Eine Reihe von Studien hat sich mit der Etablierung möglicher Biomarker zur Prädiktion einer chemotherapieassoziierten Amenorrhö bei Mammakarzinompatientinnen beschäftigt [20] – [22]. Ruddy et al. [20] konnten anhand einer multizentrischen, randomisierten Studie mit 124 prämenopausalen Patientinnen zeigen, dass das vor der Chemotherapie gemessene Anti-Müller-Hormon (AMH) als Biomarker für eine chemotherapieassoziierte Amenorrhö fungieren kann. 12 Monate nach abgeschlossener Chemotherapie hatten 82% der Patientinnen eine Amenorrhö, wobei hier lediglich das höhere Alter als signifikanter Marker zu werten war (p = 0,0003). 18 Monate nach Chemotherapie und bei immer noch 81%iger Amenorrhörate waren sowohl höheres Alter (OR 1,18, 95%-KI 1,04 – 1,34, p = 0,008) als auch ein vor der Chemotherapie niedriger AMH-Spiegel (OR 0,41, 95%-KI 0,18 – 0,95, p = 0,04) ein signifikanter Prädiktor für eine Amenorrhö [20]. Eine Erhöhung des AMH-Wertes vor der Chemotherapie um 1 ng/ml würde eine Risikoreduktion um 59% für die Entwicklung einer 18-monatigen Amenorrhö bedeuten. Eine Erhöhung des Alters um ein Jahr hätte eine 18% höhere Wahrscheinlichkeit für eine 18-monatige Amenorrhö zur Folge [20].
Tamoxifen, als endokrine Therapie für eine Dauer von mindestens 5 Jahren bei hormonrezeptorpositivem Mammakarzinom, ist mit keiner Beeinträchtigung der ovariellen Funktion assoziiert [19]. Dennoch muss von einer altersbedingten Minderung der Fertilität durch die Dauer der antiendokrin ausgerichteten Tamoxifeneinnahme ausgegangen werden. Eine Schwangerschaft sollte, alleine schon wegen teratogener Eigenschaften von Tamoxifen, während dieser Zeit vermieden werden [23]. Am Ende der antiendokrinen Therapie ist ein Großteil der Patientinnen peri- bis postmenopausal. Aus diesem Grund kann mit der Patientin ein Pausieren der Tamoxifentherapie nach einem etwa 2-jährigen Einnahmeintervall diskutiert werden, um zunächst den Kinderwunsch zu realisieren und nachfolgend die Tamoxifeneinnahme zu komplettieren. Dieser innovative Ansatz ist zurzeit Gegenstand wissenschaftlicher Überprüfungen [24], [25].
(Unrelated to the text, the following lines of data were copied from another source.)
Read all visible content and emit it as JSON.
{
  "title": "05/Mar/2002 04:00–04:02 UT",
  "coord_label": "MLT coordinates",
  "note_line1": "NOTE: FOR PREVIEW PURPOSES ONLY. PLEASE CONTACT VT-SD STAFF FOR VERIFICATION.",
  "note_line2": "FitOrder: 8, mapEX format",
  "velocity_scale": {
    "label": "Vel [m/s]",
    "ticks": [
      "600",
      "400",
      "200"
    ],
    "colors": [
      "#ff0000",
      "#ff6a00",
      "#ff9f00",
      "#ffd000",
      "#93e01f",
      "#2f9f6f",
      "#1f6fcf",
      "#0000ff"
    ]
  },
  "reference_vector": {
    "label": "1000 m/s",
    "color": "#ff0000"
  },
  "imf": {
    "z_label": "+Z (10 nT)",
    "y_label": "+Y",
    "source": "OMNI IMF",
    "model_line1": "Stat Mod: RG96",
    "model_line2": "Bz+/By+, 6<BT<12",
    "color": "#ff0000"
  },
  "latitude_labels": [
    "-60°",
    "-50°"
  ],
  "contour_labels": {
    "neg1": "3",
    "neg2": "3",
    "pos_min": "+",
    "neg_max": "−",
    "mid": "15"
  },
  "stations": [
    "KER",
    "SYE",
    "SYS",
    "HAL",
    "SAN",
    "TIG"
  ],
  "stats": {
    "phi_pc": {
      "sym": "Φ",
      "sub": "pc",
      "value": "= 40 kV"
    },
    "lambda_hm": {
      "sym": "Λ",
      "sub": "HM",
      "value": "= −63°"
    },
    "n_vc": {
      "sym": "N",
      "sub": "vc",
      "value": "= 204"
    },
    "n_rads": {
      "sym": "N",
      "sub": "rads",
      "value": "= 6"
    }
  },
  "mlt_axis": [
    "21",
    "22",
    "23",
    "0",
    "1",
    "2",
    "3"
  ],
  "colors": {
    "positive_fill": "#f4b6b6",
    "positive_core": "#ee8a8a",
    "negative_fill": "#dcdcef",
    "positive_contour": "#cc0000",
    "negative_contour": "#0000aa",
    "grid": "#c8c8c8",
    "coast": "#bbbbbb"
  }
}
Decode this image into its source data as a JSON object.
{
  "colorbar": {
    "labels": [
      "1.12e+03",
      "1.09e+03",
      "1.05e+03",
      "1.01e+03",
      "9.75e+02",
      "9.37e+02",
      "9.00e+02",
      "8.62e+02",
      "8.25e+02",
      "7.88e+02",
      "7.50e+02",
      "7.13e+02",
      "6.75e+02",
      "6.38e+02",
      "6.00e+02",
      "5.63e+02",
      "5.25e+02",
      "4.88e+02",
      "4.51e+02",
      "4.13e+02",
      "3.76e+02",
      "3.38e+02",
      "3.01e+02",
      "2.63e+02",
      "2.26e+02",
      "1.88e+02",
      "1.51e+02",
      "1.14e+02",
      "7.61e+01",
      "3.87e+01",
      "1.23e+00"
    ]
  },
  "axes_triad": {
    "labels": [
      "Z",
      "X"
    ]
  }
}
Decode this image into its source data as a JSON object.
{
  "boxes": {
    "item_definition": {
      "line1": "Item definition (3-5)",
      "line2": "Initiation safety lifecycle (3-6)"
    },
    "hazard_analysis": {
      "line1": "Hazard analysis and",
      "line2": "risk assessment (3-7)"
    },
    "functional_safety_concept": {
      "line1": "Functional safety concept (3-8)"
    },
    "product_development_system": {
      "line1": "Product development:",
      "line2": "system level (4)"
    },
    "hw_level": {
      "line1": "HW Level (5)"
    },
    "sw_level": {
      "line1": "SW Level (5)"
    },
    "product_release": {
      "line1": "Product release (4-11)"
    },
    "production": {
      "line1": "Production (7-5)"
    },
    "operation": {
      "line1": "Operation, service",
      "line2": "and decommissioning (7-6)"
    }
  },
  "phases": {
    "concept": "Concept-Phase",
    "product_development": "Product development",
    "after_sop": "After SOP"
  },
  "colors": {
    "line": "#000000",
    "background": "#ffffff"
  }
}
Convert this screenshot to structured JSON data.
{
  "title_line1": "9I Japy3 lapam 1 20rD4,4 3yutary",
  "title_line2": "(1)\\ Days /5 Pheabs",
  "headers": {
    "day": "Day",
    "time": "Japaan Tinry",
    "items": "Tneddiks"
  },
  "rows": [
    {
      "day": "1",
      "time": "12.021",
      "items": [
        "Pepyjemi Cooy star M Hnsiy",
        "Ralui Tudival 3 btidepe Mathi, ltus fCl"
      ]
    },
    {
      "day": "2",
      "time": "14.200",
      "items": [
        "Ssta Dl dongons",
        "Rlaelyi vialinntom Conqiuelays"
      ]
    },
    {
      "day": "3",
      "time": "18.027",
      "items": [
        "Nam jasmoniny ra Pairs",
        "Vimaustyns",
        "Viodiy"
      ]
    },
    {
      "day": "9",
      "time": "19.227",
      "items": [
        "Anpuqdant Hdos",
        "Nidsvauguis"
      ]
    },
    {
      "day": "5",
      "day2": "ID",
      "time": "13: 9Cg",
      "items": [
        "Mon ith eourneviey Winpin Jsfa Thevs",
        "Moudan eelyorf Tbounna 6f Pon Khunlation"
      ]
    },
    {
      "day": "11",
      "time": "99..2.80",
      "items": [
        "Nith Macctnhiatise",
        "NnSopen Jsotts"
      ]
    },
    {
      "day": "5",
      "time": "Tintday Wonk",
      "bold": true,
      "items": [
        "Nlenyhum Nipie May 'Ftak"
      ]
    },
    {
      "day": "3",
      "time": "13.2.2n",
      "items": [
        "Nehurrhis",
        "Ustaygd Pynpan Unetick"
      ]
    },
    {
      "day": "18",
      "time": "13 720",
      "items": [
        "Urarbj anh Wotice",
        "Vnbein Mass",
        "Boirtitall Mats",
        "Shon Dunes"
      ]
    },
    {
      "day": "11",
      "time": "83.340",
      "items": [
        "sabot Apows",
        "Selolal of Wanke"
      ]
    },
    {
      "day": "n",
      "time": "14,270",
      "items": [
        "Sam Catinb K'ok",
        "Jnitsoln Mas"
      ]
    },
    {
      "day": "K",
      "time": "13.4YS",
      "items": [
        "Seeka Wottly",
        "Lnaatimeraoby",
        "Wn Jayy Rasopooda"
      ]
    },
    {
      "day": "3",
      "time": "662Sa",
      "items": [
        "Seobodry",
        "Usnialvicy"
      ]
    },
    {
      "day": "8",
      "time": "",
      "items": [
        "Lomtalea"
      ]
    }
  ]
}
Der potenzielle Fertilitätsverlust bedingt durch eine Chemotherapie führt zu einer verheerenden psychischen Belastung bei vielen Patientinnen [26], häufig begleitet von depressiven Episoden, Angst, Trauer, Wut, Zerbrechen von Beziehungen, sowie einer verminderten Lebensqualität im Allgemeinen [27], [28]. Entsprechend wird dem Erhalt der ovariellen Funktion während und nach der Chemotherapie, sowohl in Hinblick auf die Fertilität als auch auf den Erhalt der Knochen- und kardiovaskulären Gesundheit, eine besondere Bedeutung beigemessen.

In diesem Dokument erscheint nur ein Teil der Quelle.